Etats généraux de la bioéthique: "l'autre a quelque chose à nous apprendre" pour le docteur Alain de Broca
Les États Généraux de la Bioéthique ont été lancés début janvier. Cet espace de réflexion a pour but de lancer un vaste débat autour des questions bioéthiques, avant la révision des lois de bioéthique. Des questions qui bouleversent l’opinion publique, mais également le monde médical.
"La science ne va pas résoudre la question de la relation"
"Le soignant est une personne qui est en relation avec un autre, souffrant. On fait cela par passion. Bien sûr, il y a la technique, la recherche, mais il y a aussi la passion. C’est vrai qu’aujourd’hui avec les nouvelles technologies, on pourrait imaginer que cette relation se passe moins bien. Il faudra peut-être réinventer cette relation avec une personne souffrante" explique âAlain de Broca, neuropédiatre au CHU d’Amiens, spécialiste des soins palliatifs, directeur de l’espace de réflexion éthique des Hauts de France.
Ces nouvelles technologies proviennent de la Silicon Valley, aux États-Unis, et viennent heurter de plein fouet la tradition française de l’éthique médicale. "L’éthique est la relation à l’autre, la responsabilité que l’on a face à l’autre. Ensemble, nous avançons avec les technologies. Je ne suis pas technophobe, mais pas technophile non plus. La science nous apporte beaucoup de technique, mais je ne pense pas que la science va résoudre la question de la relation. Elle nous apporte de nouveaux outils, de nouveaux traitements, mais ne nous aide pas à être plus humble, à l’écoute" ajoute le praticien.
"On ne peut pas tout traiter en une loi"
Trois principes régissent actuellement les lois de bioéthique en France : la gratuité, l’indisponibilité du corps humain, et l’anonymat du don. "La responsabilité que l’on a face à son corps est importante. Cette responsabilité est un peu bouleversée par le droit, les mœurs. Ces grands principes ne sont pas mis à mal, mais doivent être retravaillés" précise Alain de Broca.
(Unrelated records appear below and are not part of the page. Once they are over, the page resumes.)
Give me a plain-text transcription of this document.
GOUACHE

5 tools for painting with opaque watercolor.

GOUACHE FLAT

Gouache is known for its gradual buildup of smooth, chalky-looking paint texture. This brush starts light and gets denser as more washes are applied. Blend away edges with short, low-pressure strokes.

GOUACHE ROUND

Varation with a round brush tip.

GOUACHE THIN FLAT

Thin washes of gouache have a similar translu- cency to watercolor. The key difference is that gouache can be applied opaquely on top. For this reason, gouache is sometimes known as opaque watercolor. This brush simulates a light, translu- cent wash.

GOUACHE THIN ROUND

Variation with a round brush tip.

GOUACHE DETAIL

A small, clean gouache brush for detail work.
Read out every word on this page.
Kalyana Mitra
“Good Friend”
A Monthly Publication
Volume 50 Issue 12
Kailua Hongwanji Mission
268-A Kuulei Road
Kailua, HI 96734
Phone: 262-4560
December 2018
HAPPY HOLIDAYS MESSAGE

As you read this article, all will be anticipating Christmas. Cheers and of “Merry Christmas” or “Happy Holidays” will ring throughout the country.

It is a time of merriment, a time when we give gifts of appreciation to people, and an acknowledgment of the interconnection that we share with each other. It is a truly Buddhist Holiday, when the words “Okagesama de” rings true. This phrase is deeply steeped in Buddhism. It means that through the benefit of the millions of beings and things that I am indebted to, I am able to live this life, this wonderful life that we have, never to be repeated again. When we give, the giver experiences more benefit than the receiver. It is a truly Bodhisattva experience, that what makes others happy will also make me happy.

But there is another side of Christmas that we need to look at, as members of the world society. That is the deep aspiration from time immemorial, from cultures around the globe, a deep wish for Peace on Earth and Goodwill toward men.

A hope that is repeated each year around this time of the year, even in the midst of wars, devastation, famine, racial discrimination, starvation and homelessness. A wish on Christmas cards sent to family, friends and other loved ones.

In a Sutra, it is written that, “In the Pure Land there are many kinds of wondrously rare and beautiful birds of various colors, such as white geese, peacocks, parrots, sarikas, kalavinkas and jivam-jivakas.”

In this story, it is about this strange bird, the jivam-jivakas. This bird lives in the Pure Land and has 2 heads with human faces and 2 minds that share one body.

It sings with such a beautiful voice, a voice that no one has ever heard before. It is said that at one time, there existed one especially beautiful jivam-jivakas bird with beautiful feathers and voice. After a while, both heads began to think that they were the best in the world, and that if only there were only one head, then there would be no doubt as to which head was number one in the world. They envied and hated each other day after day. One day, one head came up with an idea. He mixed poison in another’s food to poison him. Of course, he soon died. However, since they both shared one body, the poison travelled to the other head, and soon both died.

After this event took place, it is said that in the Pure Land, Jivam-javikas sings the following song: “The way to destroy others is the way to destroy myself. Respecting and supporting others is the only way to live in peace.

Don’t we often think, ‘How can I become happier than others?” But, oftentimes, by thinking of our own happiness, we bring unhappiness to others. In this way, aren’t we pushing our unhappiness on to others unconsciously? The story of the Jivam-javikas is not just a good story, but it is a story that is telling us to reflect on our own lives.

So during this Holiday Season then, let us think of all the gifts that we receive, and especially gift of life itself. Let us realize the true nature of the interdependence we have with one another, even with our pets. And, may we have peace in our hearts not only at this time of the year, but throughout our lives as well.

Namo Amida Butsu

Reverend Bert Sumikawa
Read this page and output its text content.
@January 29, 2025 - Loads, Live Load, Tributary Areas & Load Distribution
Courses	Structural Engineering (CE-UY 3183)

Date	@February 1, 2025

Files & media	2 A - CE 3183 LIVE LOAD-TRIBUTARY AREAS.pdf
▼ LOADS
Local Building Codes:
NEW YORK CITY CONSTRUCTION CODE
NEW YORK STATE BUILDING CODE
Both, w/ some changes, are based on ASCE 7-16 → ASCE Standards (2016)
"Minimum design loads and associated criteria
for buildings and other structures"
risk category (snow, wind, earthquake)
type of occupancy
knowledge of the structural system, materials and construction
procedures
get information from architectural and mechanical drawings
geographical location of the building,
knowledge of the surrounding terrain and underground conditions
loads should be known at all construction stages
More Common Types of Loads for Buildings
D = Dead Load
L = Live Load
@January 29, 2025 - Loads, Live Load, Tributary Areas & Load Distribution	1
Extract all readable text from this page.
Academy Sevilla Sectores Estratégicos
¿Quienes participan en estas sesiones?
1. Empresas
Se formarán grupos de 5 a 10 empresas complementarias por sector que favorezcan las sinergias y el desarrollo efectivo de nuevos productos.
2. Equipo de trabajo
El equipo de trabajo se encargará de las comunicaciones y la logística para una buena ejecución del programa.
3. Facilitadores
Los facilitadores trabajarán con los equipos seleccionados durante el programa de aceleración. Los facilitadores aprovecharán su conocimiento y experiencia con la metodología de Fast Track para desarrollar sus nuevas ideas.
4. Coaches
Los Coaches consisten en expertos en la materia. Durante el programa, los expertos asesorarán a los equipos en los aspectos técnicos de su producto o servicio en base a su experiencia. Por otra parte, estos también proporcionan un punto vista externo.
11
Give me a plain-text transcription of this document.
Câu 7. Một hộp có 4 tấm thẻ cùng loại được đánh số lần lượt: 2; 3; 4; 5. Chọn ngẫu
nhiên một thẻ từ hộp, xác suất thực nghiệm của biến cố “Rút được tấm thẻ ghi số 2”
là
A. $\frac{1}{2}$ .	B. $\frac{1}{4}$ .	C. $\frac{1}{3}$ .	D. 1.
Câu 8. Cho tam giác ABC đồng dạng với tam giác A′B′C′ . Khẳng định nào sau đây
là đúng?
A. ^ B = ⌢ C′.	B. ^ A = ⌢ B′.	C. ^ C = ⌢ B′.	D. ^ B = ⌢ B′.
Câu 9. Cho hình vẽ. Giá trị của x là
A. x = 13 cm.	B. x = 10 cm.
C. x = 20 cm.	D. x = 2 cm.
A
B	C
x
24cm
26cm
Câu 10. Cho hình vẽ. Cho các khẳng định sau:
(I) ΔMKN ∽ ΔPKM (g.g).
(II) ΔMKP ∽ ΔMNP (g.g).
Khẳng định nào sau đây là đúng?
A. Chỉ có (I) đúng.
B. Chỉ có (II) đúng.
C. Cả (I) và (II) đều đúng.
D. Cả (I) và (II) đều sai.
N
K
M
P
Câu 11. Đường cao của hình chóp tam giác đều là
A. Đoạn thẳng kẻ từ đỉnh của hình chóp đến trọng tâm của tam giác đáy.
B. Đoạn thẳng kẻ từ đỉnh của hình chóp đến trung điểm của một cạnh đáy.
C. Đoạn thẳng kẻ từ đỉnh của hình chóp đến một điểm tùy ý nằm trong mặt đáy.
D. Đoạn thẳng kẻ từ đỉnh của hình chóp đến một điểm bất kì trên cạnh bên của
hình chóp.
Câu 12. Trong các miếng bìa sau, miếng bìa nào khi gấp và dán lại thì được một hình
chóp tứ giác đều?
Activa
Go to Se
Ces États Généraux de Bioéthique vont donc aboutir à la révision des lois bioéthiques. Certains s’en offusquent. "La loi suit les mœurs, les mœurs suivent la loi. Je ne vais pas contre la loi. Les techniques vont tellement vite depuis 2005. Cela ne me paraît pas incompatible de dire que la loi qui était bonne sur les embryons surnuméraires soit modifiée. Maintenant on ne peut pas tout traiter en une loi" lance encore le médecin.
"Il faut que chacun adapte son regard sur l'autre"
Ce dernier est le directeur de l’espace éthique régional des Hauts de France. Il a donc une affiliation directe avec le CCNE dans le cadre de ces États Généraux de la Bioéthique. Son but est de promouvoir les débats éthiques dans une région. "On travaille de concert avec le CCNE. Le CCNE est un organisme un peu institutionnel. Nous avons les mains dans le cambouis, et cela me fait très plaisir de débattre avec les populations" explique-t-il, ajoutant que la population, "des lycéens jusqu’aux personnes en ehpad, sont totalement d’accord pour parler de tout ça avec nous".
Les sujets abordés lors des États Généraux de la Bioéthique soulèvent de nombreuses passions, et les militants des deux bords sont très actifs dans ce domaine. Pour autant, Alain de Broca croit en la possibilité d’un débat apaisé. "Quand les gens ne se sentent pas écoutés, il est légitime qu’ils veuillent brandir leur pancarte. Maintenant si on pouvait se dire que l’autre a quelque chose à apporter, et c’est mon vœu, cela permettrait que tout le monde puisse s’écouter. Il faut que chacun adapte son regard sur l’autre. Il ne faut pas considérer que la population et les citoyens sont incapables de réfléchir ensemble" ajoute-t-il.
Pour faire débattre de ces questions aussi complexes, le docteur de Broca livre plusieurs méthodes. "Il y la méthode information, un sachant qui vient vous apprendre des choses. Il y a la méthode de débat traditionnel où l’un vient avec une idée opposée à celle de l’autre, ce qui permet aux gens de réfléchir. Nous faisons autrement. Nous demandons aux gens de s’asseoir autour d’une question précise, et de réfléchir sur les avantages, les risques, et les dérives en fonction des personnes. Ensuite on demande aux gens de se responsabiliser" explique le praticien.